To create a slider-based content switcher in Webflow—where a bar or slider on the left controls the content shown on the right—there isn’t a native slider+content-sync component, but you can build one using Webflow’s interactions and div blocks.
1. Structure the Slider Layout
- Create a Flexbox Section with two sides: left and right.
- Left Side: Add your “slider” bar (can be circles, tabs, or even a draggable bar).
- Right Side: Stack your content panels in the same container but make only one visible at a time.
2. Design the Slider Bar
- Use clickable buttons (divs or text links) stacked vertically or horizontally.
- Style each button to indicate steps or sections (e.g., 1, 2, 3 or labels like “About,” “Features,” “Contact”).
3. Connect Interactions
- Select a button from the left bar.
- Go to Interactions > Element Trigger > Mouse Click (Tap).
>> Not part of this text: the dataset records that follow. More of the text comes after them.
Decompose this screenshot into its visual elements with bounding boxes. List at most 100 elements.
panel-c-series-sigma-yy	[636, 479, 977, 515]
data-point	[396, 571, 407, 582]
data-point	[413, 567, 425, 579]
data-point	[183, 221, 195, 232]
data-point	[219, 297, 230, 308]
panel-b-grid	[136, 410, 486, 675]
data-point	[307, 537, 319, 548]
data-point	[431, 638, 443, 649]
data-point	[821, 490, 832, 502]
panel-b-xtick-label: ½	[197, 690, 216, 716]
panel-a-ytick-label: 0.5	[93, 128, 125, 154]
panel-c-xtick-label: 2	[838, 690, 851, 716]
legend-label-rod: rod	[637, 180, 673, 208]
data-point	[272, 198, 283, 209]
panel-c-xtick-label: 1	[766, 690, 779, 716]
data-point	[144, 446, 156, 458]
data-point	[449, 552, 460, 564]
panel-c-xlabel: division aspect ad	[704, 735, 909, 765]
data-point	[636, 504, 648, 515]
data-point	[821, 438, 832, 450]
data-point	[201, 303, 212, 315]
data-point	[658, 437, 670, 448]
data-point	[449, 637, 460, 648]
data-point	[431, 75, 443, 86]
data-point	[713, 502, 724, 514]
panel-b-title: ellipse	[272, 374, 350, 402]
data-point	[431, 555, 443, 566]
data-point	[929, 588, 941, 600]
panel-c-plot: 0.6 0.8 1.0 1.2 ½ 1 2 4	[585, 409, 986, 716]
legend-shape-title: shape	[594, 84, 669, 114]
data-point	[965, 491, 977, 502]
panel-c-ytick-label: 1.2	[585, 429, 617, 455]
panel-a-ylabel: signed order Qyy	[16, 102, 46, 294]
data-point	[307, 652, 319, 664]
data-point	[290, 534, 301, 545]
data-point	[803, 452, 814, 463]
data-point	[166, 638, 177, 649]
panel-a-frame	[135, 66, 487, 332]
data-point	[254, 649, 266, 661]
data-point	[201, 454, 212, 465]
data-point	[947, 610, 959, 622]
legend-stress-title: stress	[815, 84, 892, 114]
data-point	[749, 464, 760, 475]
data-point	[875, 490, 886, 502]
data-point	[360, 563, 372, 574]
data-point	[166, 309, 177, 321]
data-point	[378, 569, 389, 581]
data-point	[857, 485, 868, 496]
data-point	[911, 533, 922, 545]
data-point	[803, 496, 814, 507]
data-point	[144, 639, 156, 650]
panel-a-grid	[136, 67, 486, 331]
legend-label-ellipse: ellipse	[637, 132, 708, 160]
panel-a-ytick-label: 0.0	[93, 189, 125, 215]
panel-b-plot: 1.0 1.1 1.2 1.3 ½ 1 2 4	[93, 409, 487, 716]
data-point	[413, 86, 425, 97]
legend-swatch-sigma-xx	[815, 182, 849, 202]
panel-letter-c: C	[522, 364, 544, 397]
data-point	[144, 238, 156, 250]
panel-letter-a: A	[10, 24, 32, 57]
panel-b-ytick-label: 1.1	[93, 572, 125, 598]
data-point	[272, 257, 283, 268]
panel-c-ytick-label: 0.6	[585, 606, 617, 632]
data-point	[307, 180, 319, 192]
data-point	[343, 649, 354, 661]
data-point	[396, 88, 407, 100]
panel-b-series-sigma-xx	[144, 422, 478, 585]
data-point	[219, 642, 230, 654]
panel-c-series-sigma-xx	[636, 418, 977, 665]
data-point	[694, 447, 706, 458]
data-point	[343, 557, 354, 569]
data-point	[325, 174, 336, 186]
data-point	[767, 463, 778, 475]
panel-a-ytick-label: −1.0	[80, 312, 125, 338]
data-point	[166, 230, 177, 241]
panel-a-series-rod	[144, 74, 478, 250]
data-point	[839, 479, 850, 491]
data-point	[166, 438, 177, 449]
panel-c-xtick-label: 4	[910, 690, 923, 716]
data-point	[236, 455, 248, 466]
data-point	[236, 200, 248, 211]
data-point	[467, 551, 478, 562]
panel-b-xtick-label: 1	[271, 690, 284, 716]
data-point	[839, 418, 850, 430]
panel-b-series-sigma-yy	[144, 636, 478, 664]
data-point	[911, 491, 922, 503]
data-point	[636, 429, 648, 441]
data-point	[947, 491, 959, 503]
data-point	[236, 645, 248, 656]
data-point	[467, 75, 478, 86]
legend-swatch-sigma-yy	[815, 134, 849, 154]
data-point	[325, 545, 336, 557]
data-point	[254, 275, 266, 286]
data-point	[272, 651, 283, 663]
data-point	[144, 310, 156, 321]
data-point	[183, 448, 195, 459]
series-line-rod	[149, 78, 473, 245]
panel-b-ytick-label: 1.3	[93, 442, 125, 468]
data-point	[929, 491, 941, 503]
- Add an interaction to show one content section and hide the others using the following:
- Display: block/flex for the selected content panel.
- Display: none for the others (target using Combo Classes or IDs).
- Optionally animate with opacity or slide effects.
4. Optional: Use Tabs Instead
- If you want an easier native option, Webflow’s Tabs element offers a similar experience:
- Keep tabs on the left, style them as a vertical slider.
- Each tab’s content appears on the right when its corresponding tab is clicked.
- This avoids custom interactions but is less flexible in design.
5. Limitations
- There’s no drag-and-slide interaction natively like an input range slider.
- If you want a truly draggable slider input (like a range input), you’ll need custom JavaScript which requires adding embed code—not natively doable in Webflow’s no-code environment.
Summary
To build a content-switching slider bar in Webflow, structure your layout with a left-side control bar and right-side content panels, then use Interactions or Tabs to switch content based on user clicks. For smooth, no-code workflows, Tabs is the easiest built-in solution.